O primeiro passo foi dado pela própria hospedaria. “Ficar lá” dava direito a uma degustação de parte expressiva do que estava estocado na loja-garagem. E Carlos fez um trabalho magistral: provamos ao menos dez rótulos, com ênfase em maravilhosos vinhos de Pomerol, a cidade vizinha, a mais perfeita expressão do vinho francês em minha modesta opinião de parco conhecedor desse universo. O destaque, dentre outras compras, nós trouxemos para casa: “Le Clos du Beau-Père”, uma homenagem do brigão da garagem ao seu sogro. E ele deve gostar muito do pai de sua mulher, pois o vinho é genial!

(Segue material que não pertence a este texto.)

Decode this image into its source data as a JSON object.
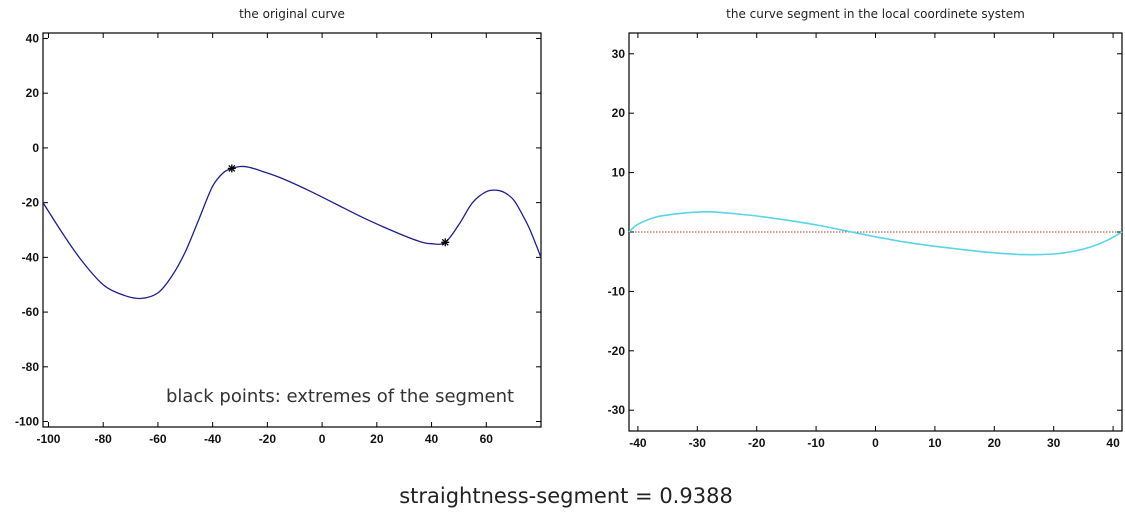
{
  "chart_data": [
    {
      "type": "line",
      "title": "the original curve",
      "xlabel": "",
      "ylabel": "",
      "xlim": [
        -102,
        80
      ],
      "ylim": [
        -102,
        42
      ],
      "xticks": [
        -100,
        -80,
        -60,
        -40,
        -20,
        0,
        20,
        40,
        60
      ],
      "yticks": [
        40,
        20,
        0,
        -20,
        -40,
        -60,
        -80,
        -100
      ],
      "grid": false,
      "series": [
        {
          "color": "#1f1f8f",
          "x": [
            -102,
            -95,
            -88,
            -80,
            -72,
            -66,
            -60,
            -55,
            -50,
            -45,
            -40,
            -36,
            -33,
            -30,
            -27,
            -22,
            -15,
            -5,
            5,
            15,
            25,
            35,
            40,
            45,
            50,
            55,
            60,
            64,
            67,
            70,
            73,
            76,
            80
          ],
          "y": [
            -20,
            -31,
            -41,
            -50,
            -54,
            -55,
            -53,
            -47,
            -38,
            -26,
            -14,
            -9,
            -7.5,
            -6.8,
            -7,
            -8.5,
            -11,
            -15.5,
            -20.5,
            -25.5,
            -30,
            -34,
            -35,
            -34.5,
            -28,
            -20,
            -16,
            -15.5,
            -16.5,
            -19,
            -24,
            -30,
            -40
          ]
        }
      ],
      "markers": [
        {
          "x": -33,
          "y": -7.5,
          "symbol": "*"
        },
        {
          "x": 45,
          "y": -34.5,
          "symbol": "*"
        }
      ],
      "annotations": [
        "black points: extremes of the segment"
      ]
    },
    {
      "type": "line",
      "title": "the curve segment in the local coordinete system",
      "xlabel": "",
      "ylabel": "",
      "xlim": [
        -41.5,
        41.5
      ],
      "ylim": [
        -33.5,
        33.5
      ],
      "xticks": [
        -40,
        -30,
        -20,
        -10,
        0,
        10,
        20,
        30,
        40
      ],
      "yticks": [
        30,
        20,
        10,
        0,
        -10,
        -20,
        -30
      ],
      "grid": false,
      "series": [
        {
          "color": "#59d4e8",
          "x": [
            -41.5,
            -40,
            -37,
            -34,
            -31,
            -28,
            -25,
            -20,
            -15,
            -10,
            -5,
            0,
            5,
            10,
            15,
            20,
            25,
            30,
            33,
            36,
            39,
            41.5
          ],
          "y": [
            0,
            1.3,
            2.5,
            3.0,
            3.3,
            3.4,
            3.2,
            2.7,
            2.0,
            1.2,
            0.2,
            -0.8,
            -1.7,
            -2.4,
            -3.0,
            -3.5,
            -3.8,
            -3.7,
            -3.3,
            -2.6,
            -1.4,
            0
          ]
        }
      ],
      "reference_line": {
        "y": 0,
        "color": "#b03a2e",
        "style": "dotted"
      }
    }
  ],
  "footer": {
    "text": "straightness-segment = 0.9388"
  }
}
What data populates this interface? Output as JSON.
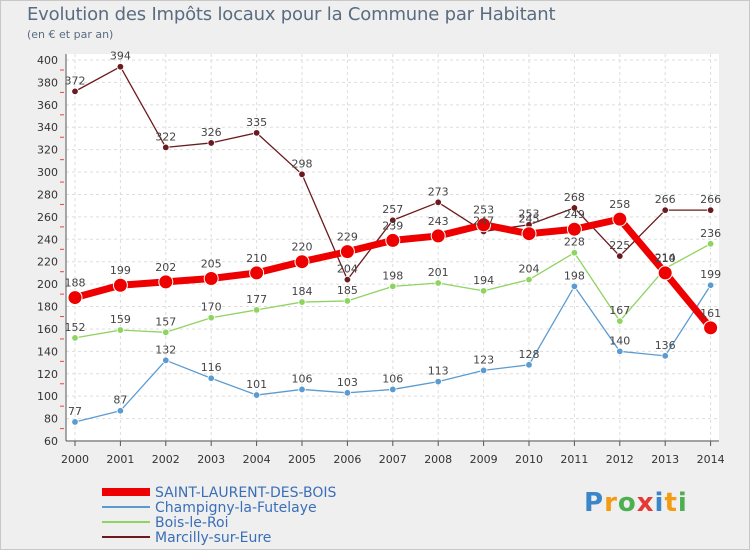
{
  "chart_data": {
    "type": "line",
    "title": "Evolution des Impôts locaux pour la Commune par Habitant",
    "subtitle": "(en € et par an)",
    "categories": [
      "2000",
      "2001",
      "2002",
      "2003",
      "2004",
      "2005",
      "2006",
      "2007",
      "2008",
      "2009",
      "2010",
      "2011",
      "2012",
      "2013",
      "2014"
    ],
    "ylim": [
      60,
      400
    ],
    "yticks": [
      60,
      80,
      100,
      120,
      140,
      160,
      180,
      200,
      220,
      240,
      260,
      280,
      300,
      320,
      340,
      360,
      380,
      400
    ],
    "series": [
      {
        "name": "Marcilly-sur-Eure",
        "color": "#6b1a1e",
        "values": [
          372,
          394,
          322,
          326,
          335,
          298,
          204,
          257,
          273,
          247,
          253,
          268,
          225,
          266,
          266
        ],
        "labels": [
          "372",
          "394",
          "322",
          "326",
          "335",
          "298",
          "204",
          "257",
          "273",
          "247",
          "253",
          "268",
          "225",
          "266",
          "266"
        ]
      },
      {
        "name": "Bois-le-Roi",
        "color": "#8fd460",
        "values": [
          152,
          159,
          157,
          170,
          177,
          184,
          185,
          198,
          201,
          194,
          204,
          228,
          167,
          214,
          236
        ],
        "labels": [
          "152",
          "159",
          "157",
          "170",
          "177",
          "184",
          "185",
          "198",
          "201",
          "194",
          "204",
          "228",
          "167",
          "214",
          "236"
        ]
      },
      {
        "name": "Champigny-la-Futelaye",
        "color": "#5b9bd0",
        "values": [
          77,
          87,
          132,
          116,
          101,
          106,
          103,
          106,
          113,
          123,
          128,
          198,
          140,
          136,
          199
        ],
        "labels": [
          "77",
          "87",
          "132",
          "116",
          "101",
          "106",
          "103",
          "106",
          "113",
          "123",
          "128",
          "198",
          "140",
          "136",
          "199"
        ]
      },
      {
        "name": "SAINT-LAURENT-DES-BOIS",
        "color": "#ee0000",
        "values": [
          188,
          199,
          202,
          205,
          210,
          220,
          229,
          239,
          243,
          253,
          245,
          249,
          258,
          210,
          161
        ],
        "labels": [
          "188",
          "199",
          "202",
          "205",
          "210",
          "220",
          "229",
          "239",
          "243",
          "253",
          "245",
          "249",
          "258",
          "210",
          "161"
        ]
      }
    ],
    "legend": [
      "SAINT-LAURENT-DES-BOIS",
      "Champigny-la-Futelaye",
      "Bois-le-Roi",
      "Marcilly-sur-Eure"
    ]
  },
  "brand": {
    "letters": [
      "P",
      "r",
      "o",
      "x",
      "i",
      "t",
      "i"
    ],
    "colors": [
      "#3a86c8",
      "#f39c12",
      "#4caf50",
      "#e53935",
      "#3a86c8",
      "#f39c12",
      "#4caf50"
    ]
  }
}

Foto: Escritório de Turismo
Foto: Escritório de Turismo

O segundo passo foi dado no escritório de turismo da cidade. Ali o esquema para os amantes do vinho era fantástico em 2013, e espero que continue assim. As diversas vinícolas da cidade têm um esquema de revezamento para receberem turistas, aliviando suas agendas, amenizando surpresas e confortando a curiosidade dos milhares de viajantes diários. Assim, pela manhã, compareça ao local e pergunte: “quais as vinícolas do dia”? E tudo se resolverá. Algumas cobram, outras recebem gratuitamente, algumas agendam e outras pedem pra passar. Visitamos as duas de uma ensolarada manhã de junho: a primeira de maneira bem informal, conduzidos por uma mexicana simpaticíssima e gratuitamente, a Château Cardinal-Villemaurine – hoje eles já cobram. A outra foi a elegante Château Soutard, numa visita bem turística, com crianças correndo, pagamento antecipado, turistas fazendo perguntas estranhas e alguns resquícios de hábitos grosseiros. A casa era deslumbrante, mas o passeio não deixará saudade alguma. Saudades, sim, temos de Saint Émilion e suas ruas estreitas, restaurantes geniais, ladeiras íngremes, vinhos espetaculares a preços corretos e um carinho todo especial com os turistas. Isso sem contar a história, o banho de cultura. Mas o assunto aqui é outro, e sempre o mesmo: os vinhos.

Château Soutard
Château Soutard (esq.) e Château Cardinal-Villemaurine (dir.)